Trevor Goosby (born May 14, 2005) is an American college football offensive tackle for the Texas Longhorns.

==Early life==
Goosby attended Melissa High School in Melissa, Texas, where he played both football and basketball. He was rated as a three-star recruit and originally committed to play college football for the TCU Horned Frogs over schools such as Kansas, SMU, Colorado State, Jackson State, UTSA, North Texas, and Tulsa. However, Goosby later flipped his commitment to play for the Texas Longhorns.

==College career==
As a freshman in 2023, Goosby took a redshirt. In the 2024 regular season finale, he made his first collegiate start in a victory over rival Texas A&M. In the 2024 season, Goosby appeared in 15 games where he made two starts. In the 2025 season, Goosby became the starting left tackle after the departure of Kelvin Banks Jr.

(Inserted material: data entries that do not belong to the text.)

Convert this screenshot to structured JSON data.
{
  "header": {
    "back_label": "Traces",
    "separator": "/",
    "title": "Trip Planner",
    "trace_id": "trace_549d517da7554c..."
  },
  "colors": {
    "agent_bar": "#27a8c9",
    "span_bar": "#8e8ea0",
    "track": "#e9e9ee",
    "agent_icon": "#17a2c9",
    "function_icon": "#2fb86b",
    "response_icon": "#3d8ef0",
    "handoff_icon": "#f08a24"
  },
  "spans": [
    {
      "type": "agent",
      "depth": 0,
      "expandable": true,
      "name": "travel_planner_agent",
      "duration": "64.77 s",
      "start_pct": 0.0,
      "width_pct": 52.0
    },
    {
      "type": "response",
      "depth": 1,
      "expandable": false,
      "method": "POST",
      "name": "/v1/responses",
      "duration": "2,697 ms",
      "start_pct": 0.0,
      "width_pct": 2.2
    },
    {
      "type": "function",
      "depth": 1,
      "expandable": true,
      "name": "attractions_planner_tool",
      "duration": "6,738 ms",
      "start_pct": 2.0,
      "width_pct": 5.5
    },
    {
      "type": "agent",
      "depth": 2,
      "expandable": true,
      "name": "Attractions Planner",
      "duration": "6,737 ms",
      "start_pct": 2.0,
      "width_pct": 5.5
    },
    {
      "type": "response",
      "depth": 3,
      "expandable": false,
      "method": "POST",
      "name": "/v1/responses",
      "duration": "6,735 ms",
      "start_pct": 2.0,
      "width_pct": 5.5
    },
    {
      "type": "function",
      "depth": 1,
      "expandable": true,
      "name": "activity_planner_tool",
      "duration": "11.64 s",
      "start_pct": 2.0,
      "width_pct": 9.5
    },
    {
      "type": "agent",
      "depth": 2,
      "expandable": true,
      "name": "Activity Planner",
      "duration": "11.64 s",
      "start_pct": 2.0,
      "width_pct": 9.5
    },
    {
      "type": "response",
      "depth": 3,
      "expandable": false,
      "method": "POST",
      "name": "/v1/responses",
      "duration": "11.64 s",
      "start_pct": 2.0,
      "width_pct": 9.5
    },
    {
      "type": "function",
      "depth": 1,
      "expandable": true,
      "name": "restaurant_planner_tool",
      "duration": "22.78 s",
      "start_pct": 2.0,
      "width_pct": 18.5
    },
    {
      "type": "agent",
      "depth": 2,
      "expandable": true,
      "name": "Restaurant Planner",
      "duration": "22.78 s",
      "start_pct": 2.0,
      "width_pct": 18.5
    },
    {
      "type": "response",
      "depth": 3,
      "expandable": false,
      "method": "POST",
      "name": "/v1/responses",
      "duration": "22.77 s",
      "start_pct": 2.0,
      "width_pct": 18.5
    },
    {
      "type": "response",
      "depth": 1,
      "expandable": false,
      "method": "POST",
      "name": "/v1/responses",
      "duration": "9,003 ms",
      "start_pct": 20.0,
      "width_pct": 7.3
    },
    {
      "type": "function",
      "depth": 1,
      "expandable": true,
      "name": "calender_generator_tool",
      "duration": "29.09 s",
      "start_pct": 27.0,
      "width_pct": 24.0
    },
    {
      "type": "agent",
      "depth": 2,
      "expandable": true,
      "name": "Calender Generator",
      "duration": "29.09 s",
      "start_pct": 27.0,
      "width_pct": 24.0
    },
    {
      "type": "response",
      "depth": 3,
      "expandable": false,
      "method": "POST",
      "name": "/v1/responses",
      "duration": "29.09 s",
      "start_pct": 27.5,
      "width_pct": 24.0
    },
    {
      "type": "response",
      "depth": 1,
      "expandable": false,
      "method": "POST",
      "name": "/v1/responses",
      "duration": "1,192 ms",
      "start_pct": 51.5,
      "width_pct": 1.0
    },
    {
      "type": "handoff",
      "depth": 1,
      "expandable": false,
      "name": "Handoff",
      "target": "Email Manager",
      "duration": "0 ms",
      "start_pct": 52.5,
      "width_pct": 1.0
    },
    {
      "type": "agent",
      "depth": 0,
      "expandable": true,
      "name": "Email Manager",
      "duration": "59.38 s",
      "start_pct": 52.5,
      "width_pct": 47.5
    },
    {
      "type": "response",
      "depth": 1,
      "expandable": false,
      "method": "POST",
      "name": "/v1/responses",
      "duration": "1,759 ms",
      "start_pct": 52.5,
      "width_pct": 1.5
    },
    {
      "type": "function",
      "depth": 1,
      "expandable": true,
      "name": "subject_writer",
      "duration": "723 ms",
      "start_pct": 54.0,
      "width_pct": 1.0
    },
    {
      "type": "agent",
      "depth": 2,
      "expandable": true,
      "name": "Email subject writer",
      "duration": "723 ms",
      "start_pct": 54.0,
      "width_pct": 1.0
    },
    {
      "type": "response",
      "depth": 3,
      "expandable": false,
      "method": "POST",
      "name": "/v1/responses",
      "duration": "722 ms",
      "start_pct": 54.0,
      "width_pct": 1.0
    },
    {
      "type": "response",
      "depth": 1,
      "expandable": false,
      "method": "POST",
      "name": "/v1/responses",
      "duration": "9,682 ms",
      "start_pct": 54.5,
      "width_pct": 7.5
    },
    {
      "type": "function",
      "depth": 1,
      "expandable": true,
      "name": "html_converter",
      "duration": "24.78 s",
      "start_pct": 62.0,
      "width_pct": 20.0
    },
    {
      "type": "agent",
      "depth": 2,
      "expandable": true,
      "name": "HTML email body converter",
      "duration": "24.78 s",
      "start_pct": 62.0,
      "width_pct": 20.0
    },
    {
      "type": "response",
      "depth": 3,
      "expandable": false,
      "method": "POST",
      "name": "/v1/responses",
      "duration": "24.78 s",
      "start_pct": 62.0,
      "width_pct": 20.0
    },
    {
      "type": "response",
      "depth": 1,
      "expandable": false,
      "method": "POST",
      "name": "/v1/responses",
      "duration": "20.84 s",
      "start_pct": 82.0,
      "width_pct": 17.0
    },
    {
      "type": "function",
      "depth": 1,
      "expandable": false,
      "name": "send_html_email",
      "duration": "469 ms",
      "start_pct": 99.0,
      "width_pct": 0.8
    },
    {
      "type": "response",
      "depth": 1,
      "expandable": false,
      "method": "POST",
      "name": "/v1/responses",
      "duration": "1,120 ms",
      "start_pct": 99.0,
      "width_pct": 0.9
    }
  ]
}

In Week 14 against Texas A&M, Goosby allowed no sacks or pressures, even as he faced off with the SEC's leader in sacks, and was the highest graded offensive lineman. For his performance, he was named Co-Offensive Lineman of the Week. At the end of the season, Goosby was named to the All-SEC first team.

==Personal life==
His brother, Austin Goosby is a top basketball recruit in the class of 2026. His uncle, Bert Milliner played as a wide receiver for Oklahoma State in the 1990s, while his great great uncle is NFL Hall of Fame cornerback Night Train Lane.